Kata mereka seorang kepada yang lain: “Bukankah hati kita berkobar-kobar, ketika Ia berbicara dengan kita di tengah jalan dan ketika Ia menerangkan Kitab Suci kepada kita?” (Lukas 24:32).
Mungkin Anda masih ingat dulu ketika masih sekolah di SMP atau SMA, dalam acara Pramuka, ketika ikut serta dalam sebuah kemping, menyalakan api unggun di malam hari, satu per satu kayu bakar dilempar ke api yang menyala berkobar-kobar, sambil bernyanyi dan bersukaria, badan terasa hangat dan panas di udara yang dingin. Semakin malam semakin habis kayu yang dibakar dan api pun perlahan mulai mengecil, tersisa abu yang semakin redup dan akhirnya apipun sirna, udara kembali dingin kitapun masuk ke kemah masing-masing, usai sudah acara api unggun.

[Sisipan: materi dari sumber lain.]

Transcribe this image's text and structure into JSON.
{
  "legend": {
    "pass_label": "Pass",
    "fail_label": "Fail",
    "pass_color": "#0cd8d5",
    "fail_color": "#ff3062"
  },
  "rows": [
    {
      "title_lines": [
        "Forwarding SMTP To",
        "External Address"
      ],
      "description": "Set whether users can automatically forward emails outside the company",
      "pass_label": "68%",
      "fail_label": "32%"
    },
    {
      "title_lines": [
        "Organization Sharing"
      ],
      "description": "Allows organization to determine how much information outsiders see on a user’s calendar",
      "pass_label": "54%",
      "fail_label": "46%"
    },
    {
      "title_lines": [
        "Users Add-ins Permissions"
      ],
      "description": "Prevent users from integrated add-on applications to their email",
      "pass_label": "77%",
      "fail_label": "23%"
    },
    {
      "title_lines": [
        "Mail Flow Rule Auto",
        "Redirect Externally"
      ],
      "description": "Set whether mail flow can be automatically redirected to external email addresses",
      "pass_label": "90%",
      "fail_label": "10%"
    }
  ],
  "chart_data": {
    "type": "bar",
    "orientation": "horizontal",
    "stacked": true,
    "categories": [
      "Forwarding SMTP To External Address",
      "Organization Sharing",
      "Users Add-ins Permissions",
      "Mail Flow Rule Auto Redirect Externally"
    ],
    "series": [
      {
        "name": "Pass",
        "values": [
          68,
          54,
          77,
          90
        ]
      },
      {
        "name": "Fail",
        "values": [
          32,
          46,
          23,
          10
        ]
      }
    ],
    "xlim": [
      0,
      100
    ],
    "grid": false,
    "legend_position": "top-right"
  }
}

Itulah gambaran rohani kebanyakan dari kita. Pada waktu kita pertama mengenal dan menerima Tuhan Yesus sebagai Tuhan dan Juruselamat kita, rasanya hati kita berkobar-kobar, tidak henti-hentinya setiap hari kita bersyukur karena dipenuhi sukacita sorgawi. Kita berbicara kepada orang-orang dekat dan teman-teman kita betapa bahagianya kita menjadi orang Kristen. Apapun yang kita kerjakan, sepertinya dengan mudah dikerjakan, berkat mengalir dalam berbagai bentuk. Ke gereja seminggu sekali di hari Minggu rasanya masih kurang, dan kitapun bergabung dengan acara-acara gereja tengah minggu.
Dan waktupun berlalu di tengah kesibukan, up-and-down kehidupan dalam berbisnis dan melakukan pekerjaan, belum lagi berbagai masalah rumit yang dihadapi, maka api rohani yang berkobar-kobar itupun secara perlahan meredup, dan tidak sedikit apinya menjadi padam. Malas ke gereja, tidak mau lagi aktif dalam berbagai kegiatan pelayanan, lesu dan di antara sekian ada yang tidak tahan akhirnya meninggalkan Tuhan menempuh jalan duniawi, terlebih jika menikah dengan yang bukan seiman.
Jika Anda sedang mengalami keadaan seperti itu, yang jelas Anda tidak sendiri. Jangan menyerah! Sesungguhnya Tuhan Yesus sedang mengamati, dan siap untuk mengulurkan pertolongan jika hati Anda masih terbuka bagiNya. Cuplikan ayat di atas adalah dari sebuah episode pendek yang mengisahkan dua orang murid Tuhan Yesus, bukan yang terhisap ke dalam dua belas Rasul, sekadar murid lain yang biasa. Setelah kematian Tuhan Yesus di kayu salib, maka kelesuan dan ketidakpercayaan serta kekhawatiran melanda seluruh murid dan pengikut Tuhan Yesus. Harapan mereka sirna.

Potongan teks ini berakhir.